Commentary in MV Times online about Rich’s remarks included this, from Andrew Engelman: “He is not comparing, but simply asking if medical inquiry of people is appropriate. It is not. We don’t ask people about birth control or AIDS, and we shouldn’t about vaccinations. It’s no one’s business unless one wants a totalitarian state,” and this, from former West Tisbury select board member Richard Knable: “I think many of us know the enemy pretty well. As for myself, listening to or watching the ravings of disturbed right-wingers is not something I want to subject myself to any longer.

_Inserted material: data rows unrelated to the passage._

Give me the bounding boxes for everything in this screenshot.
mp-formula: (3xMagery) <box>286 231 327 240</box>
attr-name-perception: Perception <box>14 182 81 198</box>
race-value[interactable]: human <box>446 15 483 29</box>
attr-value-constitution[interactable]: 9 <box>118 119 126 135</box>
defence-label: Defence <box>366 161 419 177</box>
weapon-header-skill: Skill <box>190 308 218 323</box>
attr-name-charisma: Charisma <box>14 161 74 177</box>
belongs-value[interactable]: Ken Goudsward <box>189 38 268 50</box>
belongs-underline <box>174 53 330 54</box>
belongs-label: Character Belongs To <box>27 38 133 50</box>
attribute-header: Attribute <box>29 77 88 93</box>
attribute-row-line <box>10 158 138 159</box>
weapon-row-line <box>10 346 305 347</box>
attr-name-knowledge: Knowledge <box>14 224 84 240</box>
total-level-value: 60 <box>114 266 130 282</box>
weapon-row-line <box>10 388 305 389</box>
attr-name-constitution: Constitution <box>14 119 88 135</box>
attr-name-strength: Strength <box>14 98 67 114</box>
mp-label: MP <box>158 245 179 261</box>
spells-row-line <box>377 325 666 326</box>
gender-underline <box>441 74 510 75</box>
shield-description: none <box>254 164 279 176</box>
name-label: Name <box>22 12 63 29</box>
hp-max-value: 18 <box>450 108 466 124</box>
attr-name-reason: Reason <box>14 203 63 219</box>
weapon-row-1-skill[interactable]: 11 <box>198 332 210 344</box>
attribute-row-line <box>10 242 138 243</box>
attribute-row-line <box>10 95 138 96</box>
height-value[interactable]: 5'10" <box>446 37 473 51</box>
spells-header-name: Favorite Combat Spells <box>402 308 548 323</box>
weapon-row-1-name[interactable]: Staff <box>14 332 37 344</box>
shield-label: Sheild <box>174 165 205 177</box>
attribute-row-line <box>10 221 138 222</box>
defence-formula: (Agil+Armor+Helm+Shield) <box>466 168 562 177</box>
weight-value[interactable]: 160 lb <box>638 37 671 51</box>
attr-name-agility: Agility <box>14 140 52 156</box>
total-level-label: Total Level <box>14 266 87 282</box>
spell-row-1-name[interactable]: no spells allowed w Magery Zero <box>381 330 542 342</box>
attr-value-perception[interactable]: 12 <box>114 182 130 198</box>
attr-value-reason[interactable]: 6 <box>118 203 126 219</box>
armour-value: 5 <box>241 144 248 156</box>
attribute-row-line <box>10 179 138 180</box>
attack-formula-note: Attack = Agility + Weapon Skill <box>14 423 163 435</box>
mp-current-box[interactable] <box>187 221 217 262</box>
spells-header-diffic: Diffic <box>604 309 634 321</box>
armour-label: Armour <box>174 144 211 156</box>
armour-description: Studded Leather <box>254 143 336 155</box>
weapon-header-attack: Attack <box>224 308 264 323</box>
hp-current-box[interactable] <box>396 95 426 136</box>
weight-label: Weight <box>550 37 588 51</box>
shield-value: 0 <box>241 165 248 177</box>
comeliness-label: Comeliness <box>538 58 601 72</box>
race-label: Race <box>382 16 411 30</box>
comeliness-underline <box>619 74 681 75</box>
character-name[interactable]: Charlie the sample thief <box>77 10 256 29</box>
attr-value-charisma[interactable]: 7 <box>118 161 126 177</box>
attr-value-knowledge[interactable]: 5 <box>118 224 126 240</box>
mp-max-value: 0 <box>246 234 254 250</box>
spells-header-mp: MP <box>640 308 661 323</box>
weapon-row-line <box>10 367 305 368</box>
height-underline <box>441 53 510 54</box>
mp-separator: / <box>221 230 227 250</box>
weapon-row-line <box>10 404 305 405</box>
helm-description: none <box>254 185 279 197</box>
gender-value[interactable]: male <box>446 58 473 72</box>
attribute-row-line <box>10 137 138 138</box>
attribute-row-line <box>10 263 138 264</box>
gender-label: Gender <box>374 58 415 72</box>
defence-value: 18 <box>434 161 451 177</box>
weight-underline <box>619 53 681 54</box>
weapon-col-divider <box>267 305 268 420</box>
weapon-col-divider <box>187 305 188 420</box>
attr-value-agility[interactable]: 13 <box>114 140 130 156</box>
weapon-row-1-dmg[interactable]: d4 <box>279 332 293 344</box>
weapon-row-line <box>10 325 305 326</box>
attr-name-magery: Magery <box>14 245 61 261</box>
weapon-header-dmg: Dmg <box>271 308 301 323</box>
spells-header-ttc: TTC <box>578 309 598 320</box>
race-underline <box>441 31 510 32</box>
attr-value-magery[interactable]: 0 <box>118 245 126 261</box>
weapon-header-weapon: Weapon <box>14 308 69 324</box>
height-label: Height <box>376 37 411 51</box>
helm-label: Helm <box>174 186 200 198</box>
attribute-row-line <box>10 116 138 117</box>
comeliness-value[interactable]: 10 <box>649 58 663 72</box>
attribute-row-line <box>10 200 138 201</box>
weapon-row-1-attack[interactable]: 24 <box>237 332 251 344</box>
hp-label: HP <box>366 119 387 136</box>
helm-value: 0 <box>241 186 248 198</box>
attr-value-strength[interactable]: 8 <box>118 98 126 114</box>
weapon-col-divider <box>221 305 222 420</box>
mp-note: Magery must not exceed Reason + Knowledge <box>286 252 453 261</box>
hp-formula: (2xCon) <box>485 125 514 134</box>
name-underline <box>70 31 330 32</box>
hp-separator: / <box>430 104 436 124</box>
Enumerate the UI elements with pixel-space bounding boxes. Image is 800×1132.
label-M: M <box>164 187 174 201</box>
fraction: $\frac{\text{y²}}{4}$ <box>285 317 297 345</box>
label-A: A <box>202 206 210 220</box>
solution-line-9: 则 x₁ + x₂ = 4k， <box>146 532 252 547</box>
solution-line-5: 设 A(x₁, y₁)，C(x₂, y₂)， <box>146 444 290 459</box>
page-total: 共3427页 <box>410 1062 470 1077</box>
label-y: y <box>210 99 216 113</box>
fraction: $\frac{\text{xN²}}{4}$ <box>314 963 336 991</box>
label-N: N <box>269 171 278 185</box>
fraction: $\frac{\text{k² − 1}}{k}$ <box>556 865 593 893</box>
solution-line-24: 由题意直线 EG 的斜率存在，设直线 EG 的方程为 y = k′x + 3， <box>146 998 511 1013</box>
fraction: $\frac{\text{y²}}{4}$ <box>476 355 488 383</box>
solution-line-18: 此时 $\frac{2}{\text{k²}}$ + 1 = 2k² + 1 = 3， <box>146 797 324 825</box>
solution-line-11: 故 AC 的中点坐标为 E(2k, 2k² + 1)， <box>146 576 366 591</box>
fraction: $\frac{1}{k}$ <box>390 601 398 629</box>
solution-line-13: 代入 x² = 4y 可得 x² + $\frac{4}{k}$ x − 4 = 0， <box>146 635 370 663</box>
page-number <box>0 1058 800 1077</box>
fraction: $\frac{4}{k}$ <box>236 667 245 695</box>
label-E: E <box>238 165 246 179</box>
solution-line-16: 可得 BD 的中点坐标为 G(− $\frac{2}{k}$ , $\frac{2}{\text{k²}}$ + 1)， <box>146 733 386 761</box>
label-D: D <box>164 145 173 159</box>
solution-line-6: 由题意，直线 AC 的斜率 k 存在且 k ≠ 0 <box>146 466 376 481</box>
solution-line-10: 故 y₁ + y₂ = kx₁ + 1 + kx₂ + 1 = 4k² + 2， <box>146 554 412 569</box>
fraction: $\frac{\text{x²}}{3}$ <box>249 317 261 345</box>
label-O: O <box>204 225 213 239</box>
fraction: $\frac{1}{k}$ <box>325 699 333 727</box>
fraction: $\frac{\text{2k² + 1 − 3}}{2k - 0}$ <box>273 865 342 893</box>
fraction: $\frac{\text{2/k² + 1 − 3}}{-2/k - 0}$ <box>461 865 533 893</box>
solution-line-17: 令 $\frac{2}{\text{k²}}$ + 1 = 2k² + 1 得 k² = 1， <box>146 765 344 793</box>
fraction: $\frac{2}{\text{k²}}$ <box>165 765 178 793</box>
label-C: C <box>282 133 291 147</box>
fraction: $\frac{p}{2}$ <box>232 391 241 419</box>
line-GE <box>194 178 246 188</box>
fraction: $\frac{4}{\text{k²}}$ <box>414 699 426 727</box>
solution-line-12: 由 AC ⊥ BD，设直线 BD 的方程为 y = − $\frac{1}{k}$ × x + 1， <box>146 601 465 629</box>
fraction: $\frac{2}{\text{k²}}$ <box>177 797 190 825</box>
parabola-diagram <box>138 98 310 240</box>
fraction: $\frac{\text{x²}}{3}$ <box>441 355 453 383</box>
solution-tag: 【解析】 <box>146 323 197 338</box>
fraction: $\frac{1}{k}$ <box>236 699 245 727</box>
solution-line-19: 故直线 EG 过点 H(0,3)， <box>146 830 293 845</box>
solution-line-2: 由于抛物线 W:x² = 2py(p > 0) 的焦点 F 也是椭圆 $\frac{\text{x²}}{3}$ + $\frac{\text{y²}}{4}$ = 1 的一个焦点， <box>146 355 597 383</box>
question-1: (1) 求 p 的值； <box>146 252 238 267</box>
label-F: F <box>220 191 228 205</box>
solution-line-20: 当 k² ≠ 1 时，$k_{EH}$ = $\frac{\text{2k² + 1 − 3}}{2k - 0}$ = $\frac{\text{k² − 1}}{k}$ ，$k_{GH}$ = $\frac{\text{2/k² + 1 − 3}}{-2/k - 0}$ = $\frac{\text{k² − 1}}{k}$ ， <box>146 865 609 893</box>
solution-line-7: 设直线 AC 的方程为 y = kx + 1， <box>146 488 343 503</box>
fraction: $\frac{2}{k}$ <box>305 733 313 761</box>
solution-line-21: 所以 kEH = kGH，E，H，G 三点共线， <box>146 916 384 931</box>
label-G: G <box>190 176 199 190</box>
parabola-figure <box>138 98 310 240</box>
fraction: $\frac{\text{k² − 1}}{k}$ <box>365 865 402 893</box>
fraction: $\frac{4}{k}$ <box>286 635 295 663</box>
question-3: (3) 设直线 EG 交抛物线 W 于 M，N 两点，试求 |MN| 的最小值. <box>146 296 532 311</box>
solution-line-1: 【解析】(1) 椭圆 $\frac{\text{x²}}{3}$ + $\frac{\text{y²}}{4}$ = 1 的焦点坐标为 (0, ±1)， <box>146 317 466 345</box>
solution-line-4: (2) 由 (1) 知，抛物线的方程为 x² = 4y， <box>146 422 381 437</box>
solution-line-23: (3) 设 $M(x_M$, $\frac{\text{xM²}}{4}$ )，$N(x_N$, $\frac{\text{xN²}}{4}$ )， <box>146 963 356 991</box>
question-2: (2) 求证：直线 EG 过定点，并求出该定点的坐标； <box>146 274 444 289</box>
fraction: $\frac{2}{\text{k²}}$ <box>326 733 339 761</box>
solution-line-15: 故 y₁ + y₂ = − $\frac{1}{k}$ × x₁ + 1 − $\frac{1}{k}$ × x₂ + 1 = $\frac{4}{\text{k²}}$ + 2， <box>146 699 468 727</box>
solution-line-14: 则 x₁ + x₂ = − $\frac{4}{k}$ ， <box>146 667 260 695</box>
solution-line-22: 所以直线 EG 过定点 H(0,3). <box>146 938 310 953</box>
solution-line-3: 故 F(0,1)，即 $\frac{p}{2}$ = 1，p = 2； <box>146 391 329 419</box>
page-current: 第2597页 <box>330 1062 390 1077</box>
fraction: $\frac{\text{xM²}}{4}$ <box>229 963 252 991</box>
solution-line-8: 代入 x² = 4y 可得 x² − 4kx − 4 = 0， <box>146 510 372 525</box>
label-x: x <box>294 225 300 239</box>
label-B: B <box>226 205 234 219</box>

My reservoir of outrage is pretty well drained after four years of Trump.”

And in these three comments I am left with three questions: 

  • Are sexist, racist, and homophobic comments and false equivalencies ever appropriate? (I contest that they are not.); 
  • Is requesting that people be vaccinated in public spaces an example of totalitarianism?

(Defined as government that exercises an extremely high degree of control over public and private life; I would suggest that given the authoritarian regimes this is most often applied to, that Chilmark is not one of them.); and

  • Is exhaustion and outrage over the past presidency reason enough to not speak up and speak out when ignorance and injustice continue to rear their ugly heads? (If we allow that to happen, then ignorance wins.)

We can at least be thankful that Mr. Rich is a former police chief, and that his perspective is a personal one. My fear is that he is not alone in his opinions, even on our very progressive Island.